Topo IV protected a small region of 34 bp from attack by DNase I when bound to DNA. Given that the Stokes radius of Topo IV is 65 Å(11) , it is highly unlikely that the enzyme wraps DNA about itself. This is supported by the observation that the binding of Topo IV to DNA followed by the subsequent closure of the DNA into a ring did not result in the induction of positive supercoils, as was the case for gyrase(16) . Thus, the size of the binding site of Topo IV on DNA is similar to that of the eukaryotic type II enzyme, which has an identical Stokes radius and protects 25-28 bp of DNA from nuclease digestion(28) . In spite of the different mode of binding to DNA, Topo IV and gyrase binding sites appear to be dictated by similar sequence features because they overlap considerably(11) . Perhaps the different modes of DNA binding accounts for the observed difference in site preference(11) .

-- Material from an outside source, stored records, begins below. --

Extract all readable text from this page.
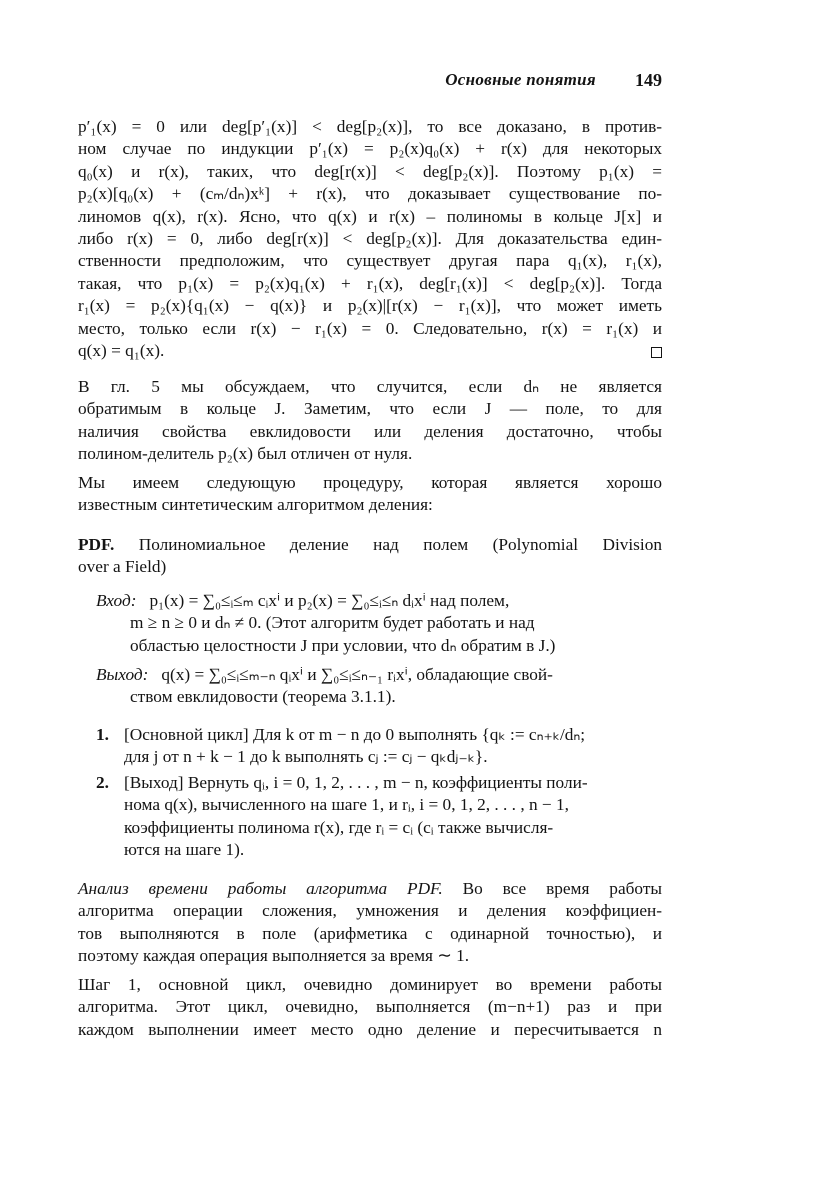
Основные понятия 149
p′₁(x) = 0 или deg[p′₁(x)] < deg[p₂(x)], то все доказано, в против-
ном случае по индукции p′₁(x) = p₂(x)q₀(x) + r(x) для некоторых
q₀(x) и r(x), таких, что deg[r(x)] < deg[p₂(x)]. Поэтому p₁(x) =
p₂(x)[q₀(x) + (cₘ/dₙ)xᵏ] + r(x), что доказывает существование по-
линомов q(x), r(x). Ясно, что q(x) и r(x) – полиномы в кольце J[x] и
либо r(x) = 0, либо deg[r(x)] < deg[p₂(x)]. Для доказательства един-
ственности предположим, что существует другая пара q₁(x), r₁(x),
такая, что p₁(x) = p₂(x)q₁(x) + r₁(x), deg[r₁(x)] < deg[p₂(x)]. Тогда
r₁(x) = p₂(x){q₁(x) − q(x)} и p₂(x)|[r(x) − r₁(x)], что может иметь
место, только если r(x) − r₁(x) = 0. Следовательно, r(x) = r₁(x) и
q(x) = q₁(x).
В гл. 5 мы обсуждаем, что случится, если dₙ не является
обратимым в кольце J. Заметим, что если J — поле, то для
наличия свойства евклидовости или деления достаточно, чтобы
полином-делитель p₂(x) был отличен от нуля.
Мы имеем следующую процедуру, которая является хорошо
известным синтетическим алгоритмом деления:
PDF. Полиномиальное деление над полем (Polynomial Division
over a Field)
Вход: p₁(x) = ∑₀≤ᵢ≤ₘ cᵢxⁱ и p₂(x) = ∑₀≤ᵢ≤ₙ dᵢxⁱ над полем,
m ≥ n ≥ 0 и dₙ ≠ 0. (Этот алгоритм будет работать и над
областью целостности J при условии, что dₙ обратим в J.)
Выход: q(x) = ∑₀≤ᵢ≤ₘ₋ₙ qᵢxⁱ и ∑₀≤ᵢ≤ₙ₋₁ rᵢxⁱ, обладающие свой-
ством евклидовости (теорема 3.1.1).
1. [Основной цикл] Для k от m − n до 0 выполнять {qₖ := cₙ₊ₖ/dₙ;
для j от n + k − 1 до k выполнять cⱼ := cⱼ − qₖdⱼ₋ₖ}.
2. [Выход] Вернуть qᵢ, i = 0, 1, 2, . . . , m − n, коэффициенты поли-
нома q(x), вычисленного на шаге 1, и rᵢ, i = 0, 1, 2, . . . , n − 1,
коэффициенты полинома r(x), где rᵢ = cᵢ (cᵢ также вычисля-
ются на шаге 1).
Анализ времени работы алгоритма PDF. Во все время работы
алгоритма операции сложения, умножения и деления коэффициен-
тов выполняются в поле (арифметика с одинарной точностью), и
поэтому каждая операция выполняется за время ∼ 1.
Шаг 1, основной цикл, очевидно доминирует во времени работы
алгоритма. Этот цикл, очевидно, выполняется (m−n+1) раз и при
каждом выполнении имеет место одно деление и пересчитывается n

Filter binding studies showed that Topo IV bound supercoiled DNA preferentially compared with relaxed. This is opposite to the preference shown by DNA gyrase (30) but similar to the preference shown by the eukaryotic enzyme (32) and is in keeping with the inability of Topo IV to supercoil DNA. Thus, the net result of the interaction between closed circular DNA and Topo IV is the removal of turns of the duplex about itself. This, not surprisingly, has apparently resulted in the evolution of an enzyme that preferentially binds its substrate.

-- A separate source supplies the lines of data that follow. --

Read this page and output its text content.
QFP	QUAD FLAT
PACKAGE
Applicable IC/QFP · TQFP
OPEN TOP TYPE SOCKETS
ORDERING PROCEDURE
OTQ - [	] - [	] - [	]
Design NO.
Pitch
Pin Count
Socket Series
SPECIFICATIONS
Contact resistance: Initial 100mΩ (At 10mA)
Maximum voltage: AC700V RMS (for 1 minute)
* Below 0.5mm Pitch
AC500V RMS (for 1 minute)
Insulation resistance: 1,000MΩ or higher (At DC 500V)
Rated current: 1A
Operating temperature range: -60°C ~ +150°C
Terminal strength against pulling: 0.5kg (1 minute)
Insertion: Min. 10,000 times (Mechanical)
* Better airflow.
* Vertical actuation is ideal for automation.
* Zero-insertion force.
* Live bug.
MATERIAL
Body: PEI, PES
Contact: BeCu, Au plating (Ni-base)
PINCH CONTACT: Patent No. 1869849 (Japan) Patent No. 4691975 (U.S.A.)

The difference in binding site size between Topo IV and gyrase and the preferential binding of Topo IV to superhelical DNA helps to explain their differential action during the terminal stages of oriC plasmid DNA replication in vitro. The inability of gyrase to process the late intermediate or to decatenate the linked daughter molecules may derive partially from its large DNA binding site and preference for relaxed DNA. Gyrase is probably excluded from binding ahead of the replication forks in the late intermediate where there is only about 200 bp of unreplicated parental DNA available. This exclusionary feature would be considerably less severe for Topo IV. Likewise, because the intermolecular linkages between catenated daughter molecules are similar to supercoils in that they impart writhe to the helix(43, 44) , Topo IV binding to these replication products should be considerably more stable than that of DNA gyrase.

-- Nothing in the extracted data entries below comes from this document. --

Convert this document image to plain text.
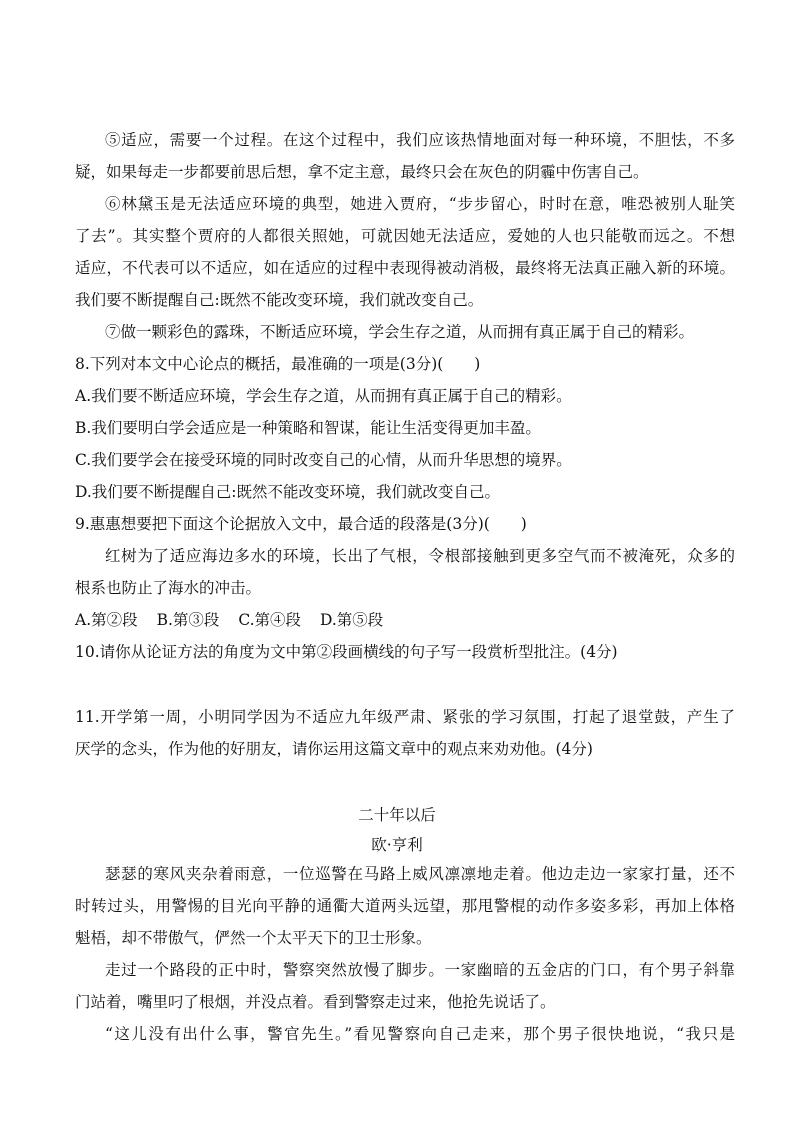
⑤适应，需要一个过程。在这个过程中，我们应该热情地面对每一种环境，不胆怯，不多
疑，如果每走一步都要前思后想，拿不定主意，最终只会在灰色的阴霾中伤害自己。
⑥林黛玉是无法适应环境的典型，她进入贾府，“步步留心，时时在意，唯恐被别人耻笑
了去”。其实整个贾府的人都很关照她，可就因她无法适应，爱她的人也只能敬而远之。不想
适应，不代表可以不适应，如在适应的过程中表现得被动消极，最终将无法真正融入新的环境。
我们要不断提醒自己:既然不能改变环境，我们就改变自己。
⑦做一颗彩色的露珠，不断适应环境，学会生存之道，从而拥有真正属于自己的精彩。
8.下列对本文中心论点的概括，最准确的一项是(3分)(　　)
A.我们要不断适应环境，学会生存之道，从而拥有真正属于自己的精彩。
B.我们要明白学会适应是一种策略和智谋，能让生活变得更加丰盈。
C.我们要学会在接受环境的同时改变自己的心情，从而升华思想的境界。
D.我们要不断提醒自己:既然不能改变环境，我们就改变自己。
9.惠惠想要把下面这个论据放入文中，最合适的段落是(3分)(　　)
红树为了适应海边多水的环境，长出了气根，令根部接触到更多空气而不被淹死，众多的
根系也防止了海水的冲击。
A.第②段 B.第③段 C.第④段 D.第⑤段
10.请你从论证方法的角度为文中第②段画横线的句子写一段赏析型批注。(4分)
11.开学第一周，小明同学因为不适应九年级严肃、紧张的学习氛围，打起了退堂鼓，产生了
厌学的念头，作为他的好朋友，请你运用这篇文章中的观点来劝劝他。(4分)
二十年以后
欧·亨利
瑟瑟的寒风夹杂着雨意，一位巡警在马路上威风凛凛地走着。他边走边一家家打量，还不
时转过头，用警惕的目光向平静的通衢大道两头远望，那甩警棍的动作多姿多彩，再加上体格
魁梧，却不带傲气，俨然一个太平天下的卫士形象。
走过一个路段的正中时，警察突然放慢了脚步。一家幽暗的五金店的门口，有个男子斜靠
门站着，嘴里叼了根烟，并没点着。看到警察走过来，他抢先说话了。
“这儿没有出什么事，警官先生。”看见警察向自己走来，那个男子很快地说，“我只是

Interestingly, the difference in substrate binding preference exhibited between Topo IV and gyrase confounds an explanation for the observation that in laboratory strains of E. coli, resistance to nalidixic acid maps only to gyrA(22, 23) and gyrB(24) . Because the chromosome is supercoiled, one might expect Topo IV rather than gyrase to be bound preferentially and to serve as the primary target for the drug. Thus, it is clear that considerable genetic and biochemical analysis of these two topoisomerases is required in order to understand the complex interactions between them and their role in the cell.